Maths and the male anatomy
I had forgotten all about this prank. Seeing the daffodils emerging again this spring brought back the memory of a well planned stroke pulled by a fellow reprobate at the West London Comprehensive.
His task was to teach Coordinates. Using a grid marked out as below, the point A on the grid has the coordinates (-2,3) for example.
The Maths department was in the main school building, on the floor above the reception area and Head’s Office.
Classrooms in the “maths corridor” looked out over the driveway into the school. There was a great view of the main school gates and a neat and tidily kept lawn, which lead to the reception area.
Deciding to break with convention and jazz up the lesson the teacher used the lawn at the front of the school as the class grid. He had pre-marked out the grid lines with pegs and garden string. Daffodil bulbs were used to mark the coordinates.
A list of coordinates was given to his class and it did not take long for the group of students to go outside and plot the points by burying a bulb in the correct location.
The bulbs took till the spring to sprout and reveal the pattern that they made. The view at ground level of the flowers appeared random. It was only when you looked from the classroom that the crude, cartoon like, diagram of the male anatomy became clearer.
The Hod carrier in flip-flops
After completing my teacher training I got a placed in the pool of recruits in the London Borough of Hillingdon. When I pitched up in July 1991 on my first day as a “probationary” teacher I in my newly assigned school was joined by a 35 year old ex- hod carrier, who had also just retrained and joined the profession.
William Davids was a huge bloke who had switched codes from a blue collar trade to a white collar profession so to speak. He had done a few things since studying Maths at Bristol University and the last job he had was in the building trade. We both had the Bristol connection – he knew about Natch cider and Clarks pies, so we hit it off immediately.
As an individual he was very strong willed with an inherent sense of right and wrong. If a system was flawed or unfair in his eyes he would always question and rebel against it. He kicked against the system. Management did not like him much because of this.
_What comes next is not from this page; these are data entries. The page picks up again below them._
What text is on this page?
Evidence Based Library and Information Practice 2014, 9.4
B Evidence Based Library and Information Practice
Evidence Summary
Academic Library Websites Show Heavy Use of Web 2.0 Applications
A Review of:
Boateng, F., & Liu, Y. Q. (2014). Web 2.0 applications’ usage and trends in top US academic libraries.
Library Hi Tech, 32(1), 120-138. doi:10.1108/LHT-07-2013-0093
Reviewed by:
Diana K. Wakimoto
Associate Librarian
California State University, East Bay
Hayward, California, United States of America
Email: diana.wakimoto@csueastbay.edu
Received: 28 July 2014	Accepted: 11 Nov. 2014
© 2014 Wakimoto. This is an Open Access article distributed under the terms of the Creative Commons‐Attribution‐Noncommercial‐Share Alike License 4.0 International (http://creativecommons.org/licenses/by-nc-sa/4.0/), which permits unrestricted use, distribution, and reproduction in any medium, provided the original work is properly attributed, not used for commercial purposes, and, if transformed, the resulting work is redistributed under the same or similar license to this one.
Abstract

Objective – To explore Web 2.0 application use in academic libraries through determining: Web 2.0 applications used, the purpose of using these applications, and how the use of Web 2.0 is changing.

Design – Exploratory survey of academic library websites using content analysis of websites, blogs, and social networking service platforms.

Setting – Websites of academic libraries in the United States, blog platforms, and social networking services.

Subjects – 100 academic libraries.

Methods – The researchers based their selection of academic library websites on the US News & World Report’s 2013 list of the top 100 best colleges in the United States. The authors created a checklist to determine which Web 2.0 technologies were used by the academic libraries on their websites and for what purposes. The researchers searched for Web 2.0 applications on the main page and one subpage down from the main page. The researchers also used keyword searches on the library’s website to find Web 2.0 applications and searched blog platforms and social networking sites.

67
He was a generous man with his time and energy. He loved working with students who were willing to learn, but could not stand the odd one who would not bother at all. Kids loved him. One year he did a great version of Right Said Fred’s “Deeply Dippy” that brought the house down at the Staff Talent Show in Charities Week.
Despite being teachers in different faculties our paths crossed a lot during the working day. We both started as Year 7 form tutors and followed our pastoral groups right the way up to the 6th form. We both had long commutes to work and so got in early. We always met at the local greasy spoon before school on Fridays for a fry up before the weekly staff briefing. I remember that we also used to jump in the car and buzz down to Southall for a curry before a parents evening as there was little time to get home and back in the interval between the end of school and the start of proceedings.
We even did break duties together on the playground. Which had its ups and downs. At least we saw the kaleidoscope of outdoor conditions that the British weather can bring.
Not one to turn down a challenge. He would be up for anything slightly rebellious.
William and I used to sit together at the back of the Friday morning briefing – it is strange how schools survived on calling together staff once a week to discuss and inform the staff of major issues within the school.
Now briefings are called daily in most schools. It means that this meeting is no longer a milestone event that it once was.
After one meeting William and I got talking about dress down days that were a regular Friday occurrence in the private sector. We could not agree on what a dress down day meant in our workplace in terms of what would be acceptable attire. There was an unwritten rule that you could wear pretty much what you liked on a normal day, so if we dressed down, how far should we go?
Through further discussions William and I decided to push the dress code boundaries each Friday and see what reaction we got. It was a good day to try it as we would be seen by all staff and may cause the desired reaction.
We did our experiment in stages we started by not wearing a tie on the Friday of week 1. Then it went to no tie and no morning shave in week 2. A polo shirt replaced the more formal shirt the following week and still nobody batted an eyelid, so we pressed on with our quest. It continued for weeks and we had progressed to a t shirt, shorts and trainers accompanied by an unshaven face, but I called a halt when William suggested ditching the trainers for flip flops for the following week. Teaching whilst looking like a beach bum was fine with me but it was not a sensible thing to be doing science practicals “open –toed.”
William carried on the baton for one more week, and I think we took a photo of him sat in briefing in his beach ware as well as his flip flops! He always pushed the boundaries.